Improve Home Energy Use with an Efficient Furnace or Boiler

Efficiency Ratings are Only Part of the Story

Upgraded HVAC systems can offer potential energy saving opportunities in many homes. The transition from electric or heating oil or an older gas furnace to a high efficiency furnace can show savings of more than 25% in energy costs. But what do energy efficiency ratings for a new furnace or boiler really mean? And is there anything else to consider as part of a replacement project that can influence overall performance? Let’s see what we can find out.

Understanding the Efficiency Rating of Furnaces and Boilers

Furnaces and boilers have an efficiency rating called Annual Fuel Utilization Efficiency or AFUE. It is a measure of how efficiently the appliance converts energy in its fuel to heat over the course of a typical year. Specifically, AFUE is the ratio of annual heat output of the unit compared to the total annual fossil fuel energy consumed by a furnace or boiler. An AFUE of 90% means that 90% of the potential fuel energy becomes heat for the home and the other 10% is lost, usually up the chimney.

An electric furnace or boiler has no flue loss through a chimney and can have an AFUE between 95% and 100%.  However, despite their high efficiency, the higher operating cost of electricity make electric units a costly choice. If you are interested in electric heating, a consideration might be a heat pump system.

Replacing Your Furnace or Boiler

If you have an old, worn out, and inefficient furnace or boiler, the ideal choice is to replace it with a new modern high-efficiency model. If your house still has an furnace that was previously converted from coal over to gas or heating oil, it would be the best candidate for replacement.  Even those units that still have pilot lights rather than electric ignition, are candidates for replacement.

Before you purchase a new boiler or furnace, there are several items you could look into to make the most out of your new high efficiency unit.

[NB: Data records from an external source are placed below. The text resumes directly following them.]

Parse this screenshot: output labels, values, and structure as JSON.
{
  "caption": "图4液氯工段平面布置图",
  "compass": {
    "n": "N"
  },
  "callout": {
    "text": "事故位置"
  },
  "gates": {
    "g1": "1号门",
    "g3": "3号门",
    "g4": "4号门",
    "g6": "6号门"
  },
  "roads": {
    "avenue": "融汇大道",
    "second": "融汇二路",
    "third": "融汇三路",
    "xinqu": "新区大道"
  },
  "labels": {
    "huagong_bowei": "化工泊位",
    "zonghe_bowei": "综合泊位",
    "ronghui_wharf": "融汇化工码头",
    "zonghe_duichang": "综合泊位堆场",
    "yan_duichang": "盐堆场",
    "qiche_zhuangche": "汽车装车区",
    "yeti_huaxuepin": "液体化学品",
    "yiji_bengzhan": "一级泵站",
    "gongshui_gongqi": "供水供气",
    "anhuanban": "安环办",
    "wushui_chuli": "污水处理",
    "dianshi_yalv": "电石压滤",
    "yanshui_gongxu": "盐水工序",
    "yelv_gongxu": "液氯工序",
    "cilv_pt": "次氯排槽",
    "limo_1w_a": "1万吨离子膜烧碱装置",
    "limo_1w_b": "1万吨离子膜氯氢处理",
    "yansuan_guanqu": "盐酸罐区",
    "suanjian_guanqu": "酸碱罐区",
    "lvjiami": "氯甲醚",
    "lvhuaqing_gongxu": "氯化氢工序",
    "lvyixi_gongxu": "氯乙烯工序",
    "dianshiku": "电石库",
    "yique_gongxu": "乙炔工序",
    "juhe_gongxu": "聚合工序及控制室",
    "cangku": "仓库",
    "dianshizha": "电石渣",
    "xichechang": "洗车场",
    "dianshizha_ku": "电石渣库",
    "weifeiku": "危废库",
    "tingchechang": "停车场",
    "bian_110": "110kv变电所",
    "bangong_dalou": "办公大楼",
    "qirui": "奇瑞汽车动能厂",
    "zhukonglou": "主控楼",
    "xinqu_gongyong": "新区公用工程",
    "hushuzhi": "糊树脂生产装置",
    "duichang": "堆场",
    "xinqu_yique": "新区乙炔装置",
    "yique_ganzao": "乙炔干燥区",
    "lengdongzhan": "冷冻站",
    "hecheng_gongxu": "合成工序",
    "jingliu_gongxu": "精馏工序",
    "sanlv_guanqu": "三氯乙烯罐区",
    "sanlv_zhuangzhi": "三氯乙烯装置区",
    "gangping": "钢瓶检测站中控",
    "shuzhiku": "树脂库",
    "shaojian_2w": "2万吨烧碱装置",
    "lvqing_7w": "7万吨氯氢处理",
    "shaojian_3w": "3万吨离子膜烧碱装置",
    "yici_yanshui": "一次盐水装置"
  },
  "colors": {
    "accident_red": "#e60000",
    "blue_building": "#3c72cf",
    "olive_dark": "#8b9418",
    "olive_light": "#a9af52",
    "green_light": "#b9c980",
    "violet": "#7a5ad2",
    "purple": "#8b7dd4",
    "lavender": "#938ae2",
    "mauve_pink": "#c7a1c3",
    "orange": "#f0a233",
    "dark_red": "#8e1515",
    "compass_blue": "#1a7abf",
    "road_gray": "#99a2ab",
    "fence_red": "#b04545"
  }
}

  • On older homes you could have an Energy Audit done to benchmark how drafty the house is. There may be monetary incentives for investing in efficiency improvements throughout the home.
  • Consider insulation work that includes “Air Sealing”.
  • Don’t forget about insulation in crawl spaces and knee walls.
  • Insulate any ductwork that lives in non-conditioned spaces, such as attics and garages, with spray foam.

When shopping for high-efficiency furnaces and boilers, look for the ENERGY STAR® label. In our cold, continental climate, it makes sense to invest in the highest-efficiency system there is.

What About the Chimney

Properly functioning chimney systems will carry combustion byproducts out of the home. Therefore, chimney problems put you at risk of having these byproducts, such as carbon monoxide, spill into your home. Most older furnaces and boilers have naturally drafting chimneys. The combustion gases exit the home through the chimney using only their buoyancy combined with the chimney’s height. Naturally drafting chimneys often have problems exhausting the combustion gases because of chimney blockage, wind or pressures inside the home that overcome the buoyancy of the gases.

Newer, power vented units, expel the deadly gases out the side of the home through appropriate piping.  This creates a safer home environment for your family and pets.

Alternatively, many replacement units are direct vented out the side of homes which eliminates the need for a chimney all together.

Summary

Energy efficiency in replacement furnaces and boilers is a very important factor to consider before making a purchase. Additionally, there are other factors including insulation, ductwork, and venting that could be explored as part of a whole home energy retrofit.